Hey guys. Im new to the forum and im currently running eclipse 2.1. It is very nice and runs very smooth. I was just wondering if there were any other roms out there? 
Thanks 
Sent from my DROID BIONIC using Tapatalk


----------



## disabled account (Nov 6, 2011)

Looking in the developer forums would be the obvious place to start

Sent from my DROID BIONIC using Tapatalk


----------



## tazman1919 (Jan 18, 2012)

Yeah I've been looking but what I meant was are there any others besides those or any others that are in progress?

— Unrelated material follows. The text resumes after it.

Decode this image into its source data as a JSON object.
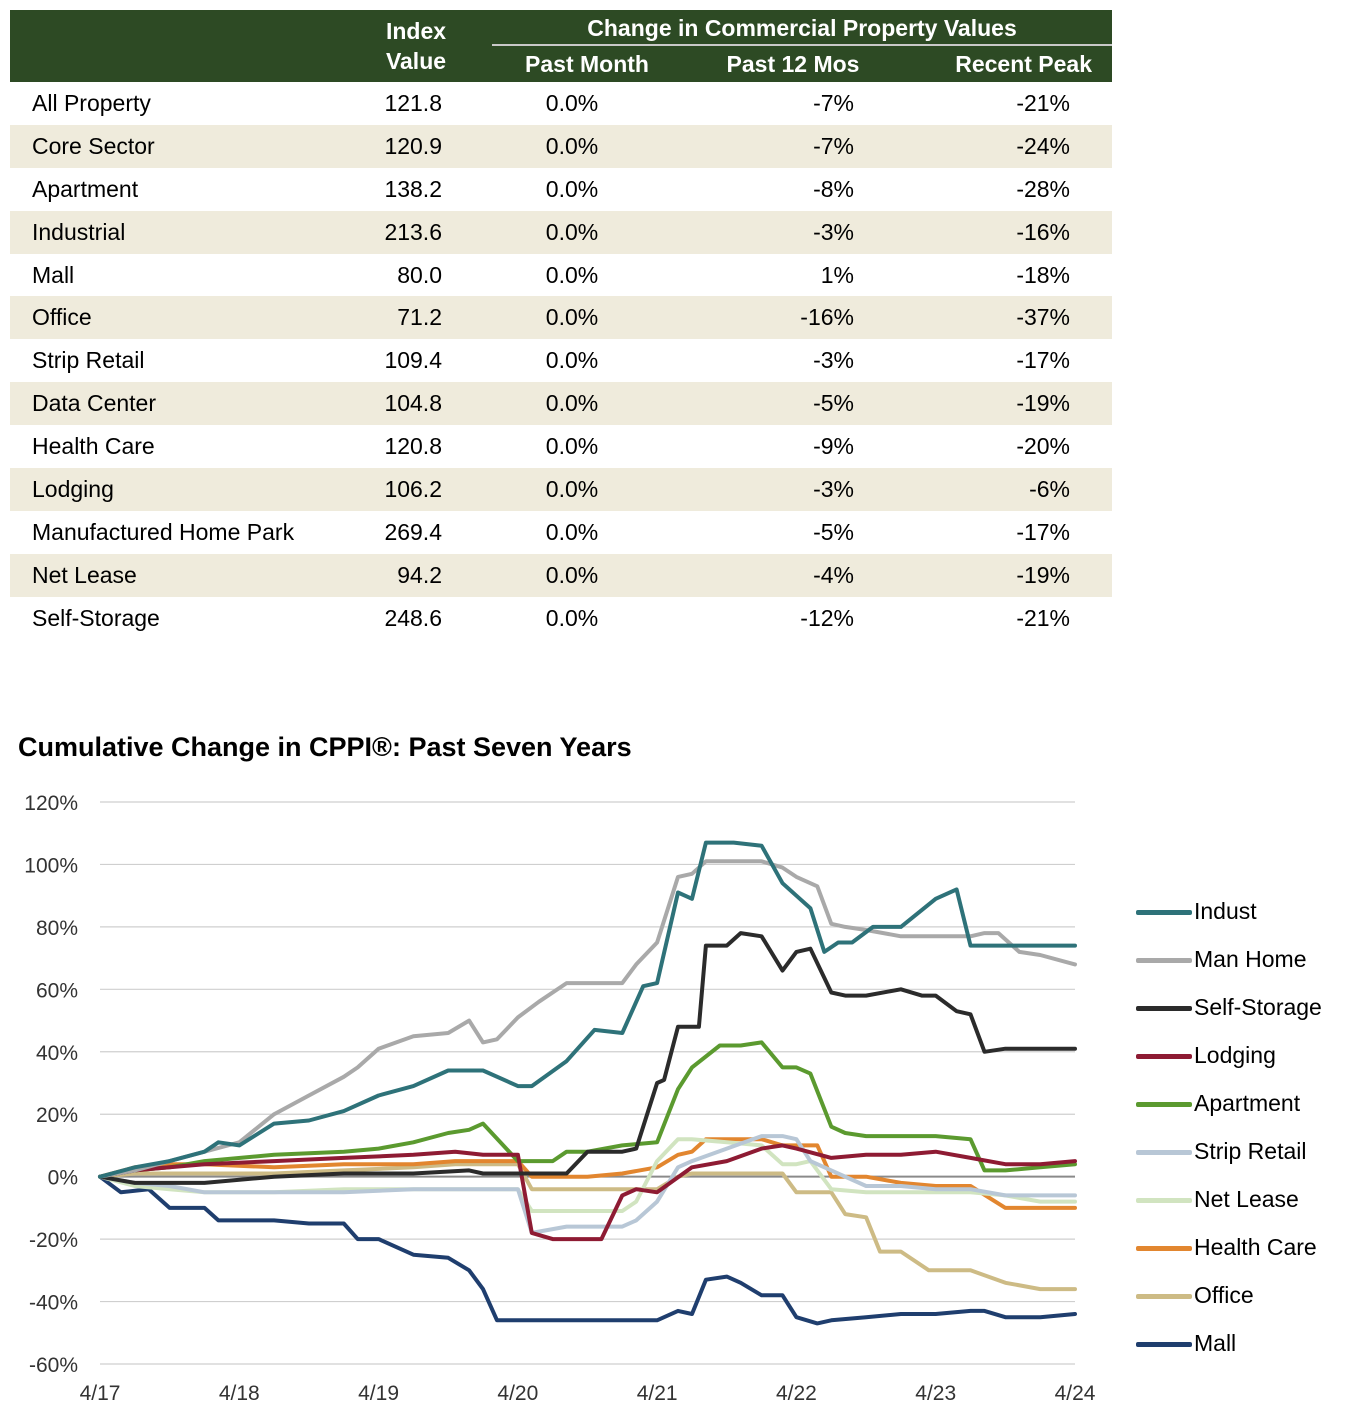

Sent from my DROID BIONIC using Tapatalk


----------



## bigmook (Jun 6, 2011)

Liberty and eclipse .. and liberty iaost likely dead in this phone. Everyone went all gnex on us


----------



## tazman1919 (Jan 18, 2012)

I know. It seems like there are no upcoming roms.

Sent from my DROID BIONIC using Tapatalk


----------



## tazman1919 (Jan 18, 2012)

Im disappointed because the bionic is a great phone and has the potential for so many good roms.

Sent from my DROID BIONIC using Tapatalk


----------



## TruSteelfan (Jun 9, 2011)

No one wants to develop for the bionic with a locked bootloader. Limits what they can do to much. Hopefully motorola will unlock them like HTC has.


----------



## bigmook (Jun 6, 2011)

The Droid x had a locked bootloader and it is still getting roms ... IMHO it was how fast they released new phones after it.


----------